Accurate knowledge about the energy loss of ions in matter is essential in many problems, ranging from fundamental to applied nuclear physics. Indeed, there is a recent and increasing demand for new data on stopping cross sections measured with high accuracy and with a rigorous budget of their uncertainty sources. In the present paper we describe an accurate and traceable approach to determine the stopping cross sections in pure elemental materials---aluminum and molybdenum---for protons in the energy range of 0.9--3.6 MeV by the transmission method. The main sources of uncertainties here considered are (i) (random) the uncertainty in the peak positions and in the Gaussian fits and (ii) (systematic) the presence of thickness nonuniformity (a special procedure has been developed to correct it as far as possible). The accuracy in the final stopping cross section is $0.63%$ ($0.32%$ random and $0.54%$ systematic) for Al and $1.5%$ ($0.44%$ random and $1.4%$ systematic) for Mo, both mainly limited by the quality and homogeneity of the foils.
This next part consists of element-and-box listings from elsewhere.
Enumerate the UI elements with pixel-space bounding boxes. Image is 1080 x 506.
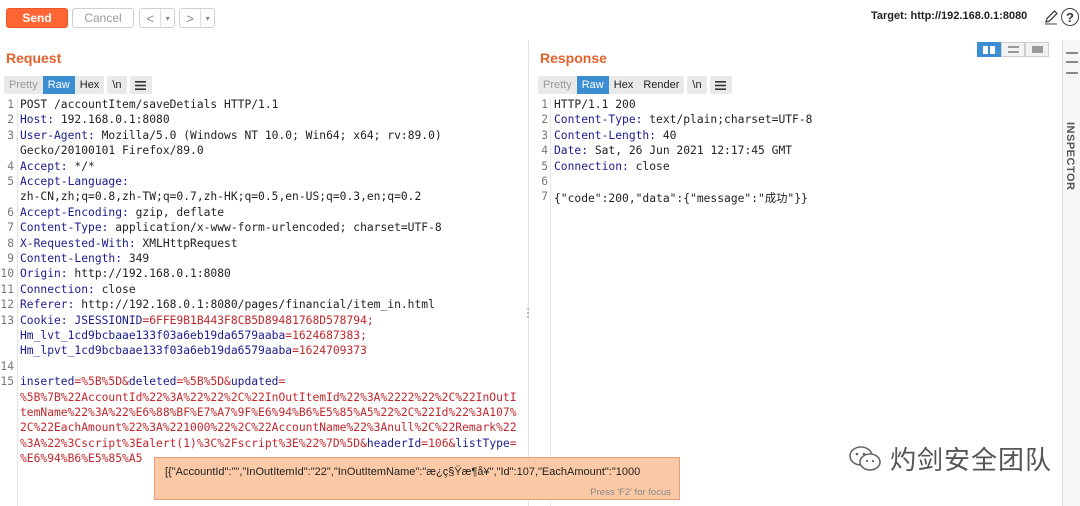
request-line-13-wrap-1: Hm_lvt_1cd9bcbaae133f03a6eb19da6579aaba=… [20, 329, 367, 342]
request-line-3-wrap: Gecko/20100101 Firefox/89.0 [20, 144, 204, 158]
forward-nav-group: > ▾ [179, 8, 215, 28]
help-icon[interactable]: ? [1061, 8, 1079, 26]
request-line-10: Origin: http://192.168.0.1:8080 [20, 267, 231, 281]
response-title: Response [540, 50, 607, 66]
request-line-9: Content-Length: 349 [20, 252, 150, 265]
request-tab-hex[interactable]: Hex [75, 76, 105, 94]
request-view-tab-group: Pretty Raw Hex [4, 76, 105, 94]
request-menu-icon[interactable] [129, 76, 152, 94]
response-line-number: 3 [541, 128, 548, 142]
request-line-1: POST /accountItem/saveDetials HTTP/1.1 [20, 98, 279, 111]
decoded-value-tooltip[interactable]: [{"AccountId":"","InOutItemId":"22","InO… [154, 457, 680, 500]
request-line-number: 9 [7, 252, 14, 265]
request-line-15: inserted=%5B%5D&deleted=%5B%5D&updated= [20, 375, 286, 389]
response-tab-hex[interactable]: Hex [609, 76, 639, 94]
response-line-number: 4 [541, 144, 548, 158]
request-line-8: X-Requested-With: XMLHttpRequest [20, 236, 238, 250]
response-line-7: {"code":200,"data":{"message":"成功"}} [554, 192, 808, 206]
request-line-12: Referer: http://192.168.0.1:8080/pages/f… [20, 298, 435, 312]
response-tab-raw[interactable]: Raw [576, 76, 609, 94]
watermark: 灼剑安全团队 [848, 440, 1052, 477]
response-line-number: 1 [541, 98, 548, 111]
target-label: Target: http://192.168.0.1:8080 [871, 10, 1028, 22]
request-line-7: Content-Type: application/x-www-form-url… [20, 221, 442, 235]
layout-stacked-icon[interactable] [1001, 42, 1025, 57]
request-line-15-wrap-3: 2C%22EachAmount%22%3A%221000%22%2C%22Acc… [20, 421, 517, 435]
request-line-15-wrap-2: temName%22%3A%22%E6%88%BF%E7%A7%9F%E6%94… [20, 406, 517, 419]
response-line-number: 2 [541, 113, 548, 127]
request-line-13: Cookie: JSESSIONID=6FFE9B1B443F8CB5D8948… [20, 313, 374, 327]
request-line-number: 10 [0, 267, 14, 281]
response-line-number: 5 [541, 159, 548, 173]
request-title: Request [6, 50, 62, 66]
response-tab-render[interactable]: Render [638, 76, 684, 94]
wechat-logo-icon [849, 445, 881, 471]
send-button[interactable]: Send [6, 8, 68, 28]
request-line-number: 8 [7, 236, 14, 250]
request-line-number: 1 [7, 98, 14, 111]
request-line-13-wrap-2: Hm_lpvt_1cd9bcbaae133f03a6eb19da6579aaba… [20, 344, 367, 358]
request-line-number: 12 [0, 298, 14, 312]
request-tab-pretty[interactable]: Pretty [4, 76, 43, 94]
response-view-tab-group: Pretty Raw Hex Render [538, 76, 685, 94]
request-line-6: Accept-Encoding: gzip, deflate [20, 205, 225, 219]
response-line-number: 6 [541, 175, 548, 188]
tooltip-text: [{"AccountId":"","InOutItemId":"22","InO… [165, 466, 641, 478]
inspector-label[interactable]: INSPECTOR [1064, 122, 1076, 190]
back-dropdown-icon[interactable]: ▾ [161, 9, 174, 27]
request-line-3: User-Agent: Mozilla/5.0 (Windows NT 10.0… [20, 128, 442, 142]
request-line-2: Host: 192.168.0.1:8080 [20, 113, 170, 127]
layout-toggle-group [977, 42, 1049, 57]
response-line-1: HTTP/1.1 200 [554, 98, 636, 111]
request-line-number: 13 [0, 313, 14, 327]
forward-arrow-icon[interactable]: > [180, 9, 202, 27]
response-line-4: Date: Sat, 26 Jun 2021 12:17:45 GMT [554, 144, 793, 158]
top-toolbar: Send Cancel < ▾ > ▾ Target: http://192.1… [0, 0, 1080, 36]
request-line-number: 3 [7, 128, 14, 142]
cancel-button[interactable]: Cancel [72, 8, 134, 28]
pane-splitter-handle-icon[interactable]: · · · [526, 302, 530, 322]
request-line-15-wrap-4: %3A%22%3Cscript%3Ealert(1)%3C%2Fscript%3… [20, 436, 517, 450]
forward-dropdown-icon[interactable]: ▾ [201, 9, 214, 27]
response-line-number: 7 [541, 190, 548, 204]
response-menu-icon[interactable] [709, 76, 732, 94]
request-line-5-wrap: zh-CN,zh;q=0.8,zh-TW;q=0.7,zh-HK;q=0.5,e… [20, 190, 422, 204]
response-tab-pretty[interactable]: Pretty [538, 76, 577, 94]
request-line-15-wrap-1: %5B%7B%22AccountId%22%3A%22%22%2C%22InOu… [20, 390, 517, 404]
response-line-5: Connection: close [554, 159, 670, 173]
edit-target-pencil-icon[interactable] [1043, 8, 1059, 26]
request-line-number: 5 [7, 175, 14, 188]
request-line-number: 11 [0, 282, 14, 296]
back-nav-group: < ▾ [139, 8, 175, 28]
response-tabs: Pretty Raw Hex Render \n [538, 76, 732, 94]
request-line-5: Accept-Language: [20, 175, 129, 188]
request-editor[interactable]: 1 2 3 4 5 6 7 8 9 10 11 12 13 14 15 POST /accountItem/… [0, 98, 526, 506]
request-line-15-wrap-5: %E6%94%B6%E5%85%A5 [20, 452, 143, 466]
request-line-number: 7 [7, 221, 14, 235]
response-line-2: Content-Type: text/plain;charset=UTF-8 [554, 113, 813, 127]
request-line-number: 4 [7, 159, 14, 173]
request-tab-raw[interactable]: Raw [42, 76, 75, 94]
layout-side-by-side-icon[interactable] [977, 42, 1001, 57]
request-line-4: Accept: */* [20, 159, 95, 173]
tooltip-hint: Press 'F2' for focus [590, 487, 671, 498]
response-newline-toggle[interactable]: \n [687, 76, 707, 94]
request-line-number: 14 [0, 359, 14, 373]
pane-splitter[interactable] [528, 40, 532, 506]
request-line-number: 6 [7, 205, 14, 219]
request-line-11: Connection: close [20, 282, 136, 296]
response-line-3: Content-Length: 40 [554, 128, 677, 142]
request-tabs: Pretty Raw Hex \n [4, 76, 152, 94]
watermark-text: 灼剑安全团队 [890, 446, 1053, 476]
back-arrow-icon[interactable]: < [140, 9, 162, 27]
request-newline-toggle[interactable]: \n [107, 76, 127, 94]
request-line-number: 15 [0, 375, 14, 389]
request-line-number: 2 [7, 113, 14, 127]
inspector-sidebar[interactable]: INSPECTOR [1062, 40, 1080, 506]
inspector-grip-icon[interactable] [1066, 52, 1078, 74]
layout-tabs-icon[interactable] [1025, 42, 1049, 57]
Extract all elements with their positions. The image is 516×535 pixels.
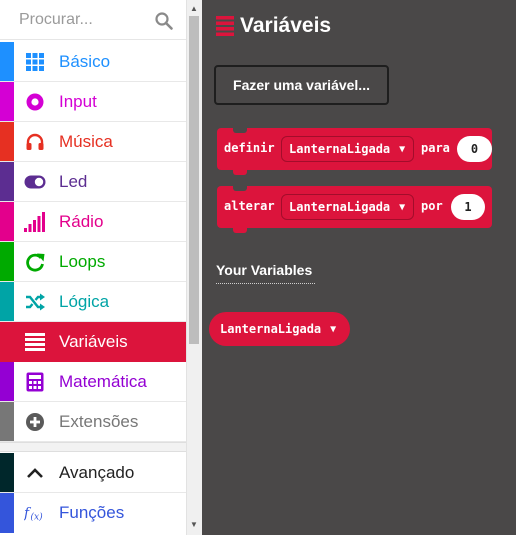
number-input[interactable]: 0 xyxy=(457,136,492,162)
toolbox: Procurar... Básico Input Música Led Rádi… xyxy=(0,0,202,535)
category-matematica[interactable]: Matemática xyxy=(0,362,186,402)
block-keyword: definir xyxy=(224,141,275,155)
category-radio[interactable]: Rádio xyxy=(0,202,186,242)
caret-down-icon: ▼ xyxy=(399,143,406,155)
category-label: Led xyxy=(59,172,88,191)
change-variable-block[interactable]: alterar LanternaLigada ▼ por 1 xyxy=(217,186,492,233)
refresh-icon xyxy=(24,252,46,272)
variable-dropdown[interactable]: LanternaLigada ▼ xyxy=(281,194,414,220)
block-connector: por xyxy=(421,199,443,213)
calculator-icon xyxy=(24,372,46,392)
chevron-up-icon xyxy=(24,463,46,483)
variable-dropdown-label: LanternaLigada xyxy=(289,200,391,214)
section-label: Your Variables xyxy=(216,262,315,284)
variable-reporter-label: LanternaLigada xyxy=(220,322,322,336)
category-label: Rádio xyxy=(59,212,104,231)
category-label: Básico xyxy=(59,52,111,71)
category-color-bar xyxy=(0,202,14,241)
category-color-bar xyxy=(0,42,14,81)
block-tab xyxy=(233,170,247,175)
category-label: Música xyxy=(59,132,113,151)
block-notch xyxy=(233,128,247,133)
make-variable-button[interactable]: Fazer uma variável... xyxy=(214,65,389,105)
category-color-bar xyxy=(0,402,14,441)
category-label: Variáveis xyxy=(59,332,128,351)
block-connector: para xyxy=(421,141,450,155)
block-notch xyxy=(233,186,247,191)
variable-dropdown[interactable]: LanternaLigada ▼ xyxy=(281,136,414,162)
category-label: Loops xyxy=(59,252,106,271)
toolbox-divider xyxy=(0,442,186,452)
flyout-title: Variáveis xyxy=(240,14,332,37)
grid-icon xyxy=(24,52,46,72)
category-label: Extensões xyxy=(59,412,139,431)
block-tab xyxy=(233,228,247,233)
category-basico[interactable]: Básico xyxy=(0,42,186,82)
category-label: Funções xyxy=(59,503,125,522)
category-color-bar xyxy=(0,493,14,533)
input-circle-icon xyxy=(24,92,46,112)
scrollbar-thumb[interactable] xyxy=(189,16,199,344)
signal-bars-icon xyxy=(24,212,46,232)
category-loops[interactable]: Loops xyxy=(0,242,186,282)
category-funcoes[interactable]: f (x) Funções xyxy=(0,493,186,533)
category-color-bar xyxy=(0,162,14,201)
function-icon: f (x) xyxy=(24,503,46,523)
svg-text:(x): (x) xyxy=(30,511,43,522)
category-label: Matemática xyxy=(59,372,147,391)
toggle-icon xyxy=(24,172,46,192)
number-input[interactable]: 1 xyxy=(451,194,485,220)
category-label: Avançado xyxy=(59,463,135,482)
variable-reporter-block[interactable]: LanternaLigada ▼ xyxy=(209,312,350,346)
category-color-bar xyxy=(0,242,14,281)
category-extensoes[interactable]: Extensões xyxy=(0,402,186,442)
search-icon[interactable] xyxy=(154,11,174,31)
shuffle-icon xyxy=(24,292,46,312)
scroll-up-arrow-icon[interactable]: ▲ xyxy=(190,4,198,13)
set-variable-block[interactable]: definir LanternaLigada ▼ para 0 xyxy=(217,128,492,175)
category-variaveis[interactable]: Variáveis xyxy=(0,322,186,362)
category-input[interactable]: Input xyxy=(0,82,186,122)
caret-down-icon[interactable]: ▼ xyxy=(330,324,336,335)
category-musica[interactable]: Música xyxy=(0,122,186,162)
scroll-down-arrow-icon[interactable]: ▼ xyxy=(190,520,198,529)
variable-dropdown-label: LanternaLigada xyxy=(289,142,391,156)
category-color-bar xyxy=(0,122,14,161)
list-lines-icon xyxy=(216,16,234,36)
category-label: Input xyxy=(59,92,97,111)
caret-down-icon: ▼ xyxy=(399,201,406,213)
category-color-bar xyxy=(0,453,14,492)
search-input[interactable]: Procurar... xyxy=(19,11,93,29)
headphones-icon xyxy=(24,132,46,152)
category-color-bar xyxy=(0,362,14,401)
category-color-bar xyxy=(0,82,14,121)
list-lines-icon xyxy=(24,332,46,352)
category-logica[interactable]: Lógica xyxy=(0,282,186,322)
category-label: Lógica xyxy=(59,292,110,311)
block-keyword: alterar xyxy=(224,199,275,213)
category-led[interactable]: Led xyxy=(0,162,186,202)
search-box[interactable]: Procurar... xyxy=(0,0,186,40)
plus-circle-icon xyxy=(24,412,46,432)
flyout-header: Variáveis xyxy=(216,14,331,38)
category-color-bar xyxy=(0,282,14,321)
category-avancado[interactable]: Avançado xyxy=(0,453,186,493)
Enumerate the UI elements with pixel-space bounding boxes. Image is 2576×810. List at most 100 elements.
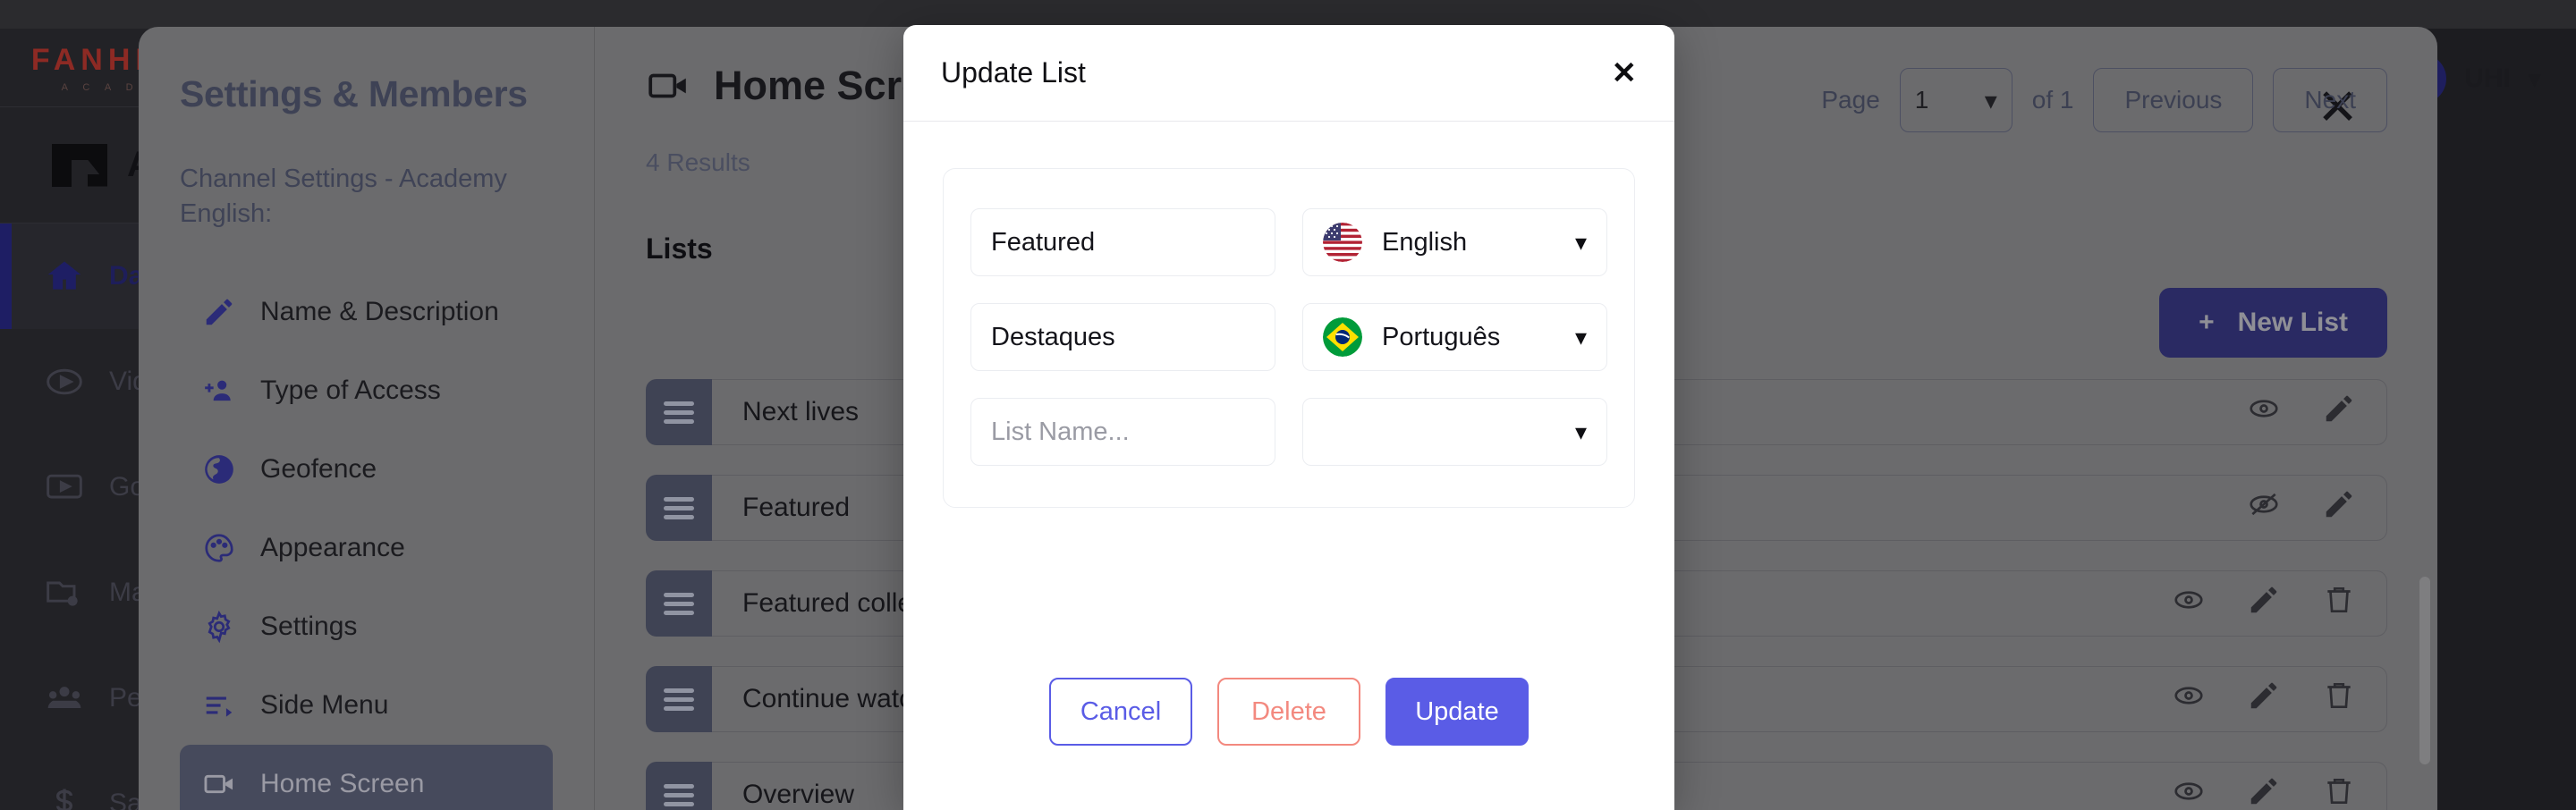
drag-handle-icon[interactable] (646, 570, 712, 637)
list-name: Featured (742, 493, 851, 522)
chevron-down-icon: ▾ (1984, 86, 1997, 114)
workspace-mark-icon (52, 143, 107, 187)
list-name-input-3[interactable]: List Name... (970, 398, 1275, 466)
drawer-sidebar: Settings & Members Channel Settings - Ac… (139, 27, 595, 810)
pencil-icon[interactable] (2322, 392, 2356, 433)
modal-header: Update List ✕ (903, 25, 1674, 122)
drawer-nav: Name & Description Type of Access Geofen… (180, 273, 553, 810)
sidebar-item-name-description[interactable]: Name & Description (180, 273, 553, 351)
update-list-modal: Update List ✕ Featured English ▾ Destaqu… (903, 25, 1674, 810)
palette-icon (201, 530, 237, 566)
row-actions (2247, 392, 2356, 433)
sidebar-label-side-menu: Side Menu (260, 690, 389, 721)
gear-icon (201, 609, 237, 645)
modal-body: Featured English ▾ Destaques Português ▾… (903, 122, 1674, 613)
video-camera-icon (201, 766, 237, 802)
screen: FANHELLA A C A D E M Y ACADEMY Dashboard… (0, 0, 2576, 810)
eye-off-icon[interactable] (2247, 487, 2281, 528)
drawer-title: Settings & Members (180, 73, 528, 114)
sidebar-label-type-of-access: Type of Access (260, 375, 441, 406)
flag-us-icon (1323, 223, 1362, 262)
drawer-subtitle: Channel Settings - Academy English: (180, 165, 507, 229)
account-label: UHI (2464, 63, 2511, 93)
pagination-page-label: Page (1821, 86, 1880, 114)
row-actions (2172, 679, 2356, 720)
sidebar-label-geofence: Geofence (260, 454, 377, 485)
pencil-icon[interactable] (2247, 774, 2281, 810)
pagination-page-value: 1 (1914, 86, 1929, 114)
list-name-input-1[interactable]: Featured (970, 208, 1275, 276)
eye-icon[interactable] (2172, 774, 2206, 810)
update-button[interactable]: Update (1385, 678, 1529, 746)
language-select-2[interactable]: Português ▾ (1302, 303, 1607, 371)
translation-row: Destaques Português ▾ (970, 303, 1607, 371)
delete-button[interactable]: Delete (1217, 678, 1360, 746)
row-actions (2247, 487, 2356, 528)
pagination-of-label: of 1 (2031, 86, 2074, 114)
language-label-1: English (1382, 227, 1468, 257)
translation-row: Featured English ▾ (970, 208, 1607, 276)
list-translations-form: Featured English ▾ Destaques Português ▾… (943, 168, 1635, 508)
modal-title: Update List (941, 56, 1086, 89)
trash-icon[interactable] (2322, 774, 2356, 810)
sidebar-item-geofence[interactable]: Geofence (180, 430, 553, 509)
translation-row: List Name... ▾ (970, 398, 1607, 466)
folder-settings-icon (43, 571, 86, 614)
pagination-page-select[interactable]: 1 ▾ (1899, 68, 2012, 132)
chevron-down-icon: ▾ (1574, 418, 1587, 445)
chevron-down-icon: ▾ (1574, 323, 1587, 350)
drag-handle-icon[interactable] (646, 762, 712, 810)
list-name: Next lives (742, 397, 860, 426)
pencil-icon[interactable] (2247, 679, 2281, 720)
pencil-icon[interactable] (2247, 583, 2281, 624)
person-add-icon (201, 373, 237, 409)
sidebar-item-type-of-access[interactable]: Type of Access (180, 351, 553, 430)
sidebar-item-appearance[interactable]: Appearance (180, 509, 553, 587)
dollar-icon (43, 782, 86, 810)
sidebar-label-name-description: Name & Description (260, 297, 499, 327)
globe-icon (201, 451, 237, 487)
drag-handle-icon[interactable] (646, 475, 712, 541)
sidebar-label-settings: Settings (260, 612, 358, 642)
pagination: Page 1 ▾ of 1 Previous Next (1821, 68, 2387, 132)
cancel-button[interactable]: Cancel (1049, 678, 1192, 746)
eye-icon[interactable] (2172, 679, 2206, 720)
drag-handle-icon[interactable] (646, 379, 712, 445)
language-select-3[interactable]: ▾ (1302, 398, 1607, 466)
sidebar-item-home-screen[interactable]: Home Screen (180, 745, 553, 810)
language-label-2: Português (1382, 322, 1501, 351)
row-actions (2172, 583, 2356, 624)
next-button[interactable]: Next (2273, 68, 2387, 132)
row-actions (2172, 774, 2356, 810)
home-icon (43, 255, 86, 298)
chevron-down-icon: ▾ (2528, 64, 2540, 92)
modal-footer: Cancel Delete Update (903, 613, 1674, 810)
new-list-label: New List (2237, 308, 2348, 337)
sidebar-item-side-menu[interactable]: Side Menu (180, 666, 553, 745)
chevron-down-icon: ▾ (1574, 228, 1587, 256)
pencil-icon (201, 294, 237, 330)
eye-icon[interactable] (2247, 392, 2281, 433)
scrollbar-thumb[interactable] (2419, 577, 2430, 764)
eye-icon[interactable] (2172, 583, 2206, 624)
sidebar-label-home-screen: Home Screen (260, 769, 425, 799)
flag-br-icon (1323, 317, 1362, 357)
play-circle-icon (43, 360, 86, 403)
video-camera-icon (646, 63, 691, 108)
trash-icon[interactable] (2322, 583, 2356, 624)
live-tv-icon (43, 466, 86, 509)
sidebar-label-appearance: Appearance (260, 533, 405, 563)
previous-button[interactable]: Previous (2093, 68, 2254, 132)
sidebar-item-settings[interactable]: Settings (180, 587, 553, 666)
trash-icon[interactable] (2322, 679, 2356, 720)
language-select-1[interactable]: English ▾ (1302, 208, 1607, 276)
new-list-button[interactable]: + New List (2159, 288, 2387, 358)
list-name-input-2[interactable]: Destaques (970, 303, 1275, 371)
drag-handle-icon[interactable] (646, 666, 712, 732)
pencil-icon[interactable] (2322, 487, 2356, 528)
close-icon[interactable]: ✕ (1612, 58, 1638, 89)
people-icon (43, 677, 86, 720)
plus-icon: + (2199, 308, 2215, 337)
list-name: Overview (742, 780, 855, 809)
side-menu-icon (201, 688, 237, 723)
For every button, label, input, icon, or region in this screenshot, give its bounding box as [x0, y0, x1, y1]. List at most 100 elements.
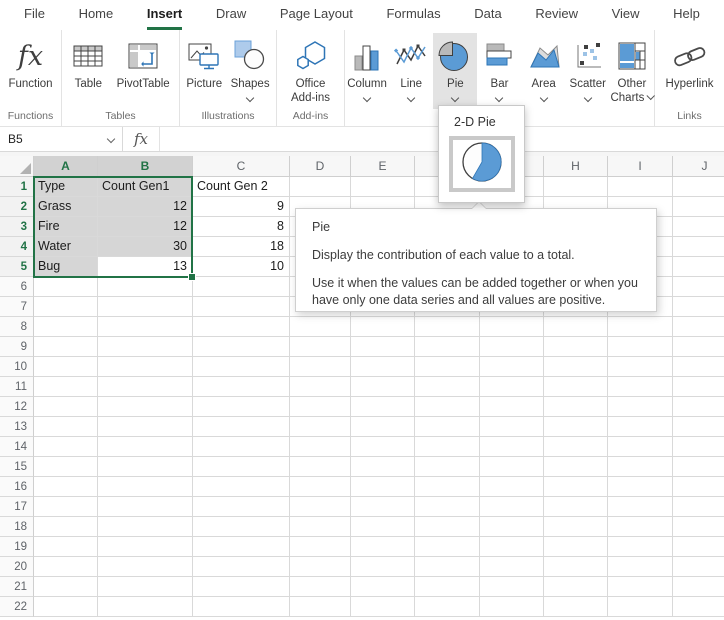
cell-A13[interactable]	[34, 417, 98, 437]
cell-H22[interactable]	[544, 597, 608, 617]
cell-D20[interactable]	[290, 557, 351, 577]
cell-I1[interactable]	[608, 177, 673, 197]
cell-A16[interactable]	[34, 477, 98, 497]
cell-B4[interactable]: 30	[98, 237, 193, 257]
row-header-10[interactable]: 10	[0, 357, 34, 377]
cell-A10[interactable]	[34, 357, 98, 377]
cell-I21[interactable]	[608, 577, 673, 597]
cell-I12[interactable]	[608, 397, 673, 417]
tab-help[interactable]: Help	[673, 0, 700, 30]
cell-G21[interactable]	[480, 577, 544, 597]
row-header-20[interactable]: 20	[0, 557, 34, 577]
cell-H16[interactable]	[544, 477, 608, 497]
cell-G10[interactable]	[480, 357, 544, 377]
tab-draw[interactable]: Draw	[216, 0, 246, 30]
tab-view[interactable]: View	[612, 0, 640, 30]
cell-E9[interactable]	[351, 337, 415, 357]
cell-B5[interactable]: 13	[98, 257, 193, 277]
cell-J22[interactable]	[673, 597, 724, 617]
cell-A18[interactable]	[34, 517, 98, 537]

For Al, this high accuracy represents an improvement compared to previous publications and serves as a benchmark for our procedure. For Mo, even though the uncertainty is somewhat higher, our results will help in improving the few data currently available in the energy range here considered. The data were also compared to the most commonly employed theoretical models (srim 1985, srim 2013, pstar, and casp 5.2) and Monte Carlo codes (geant 3 and geant 4). The experimental results are electronically available as supplemental material.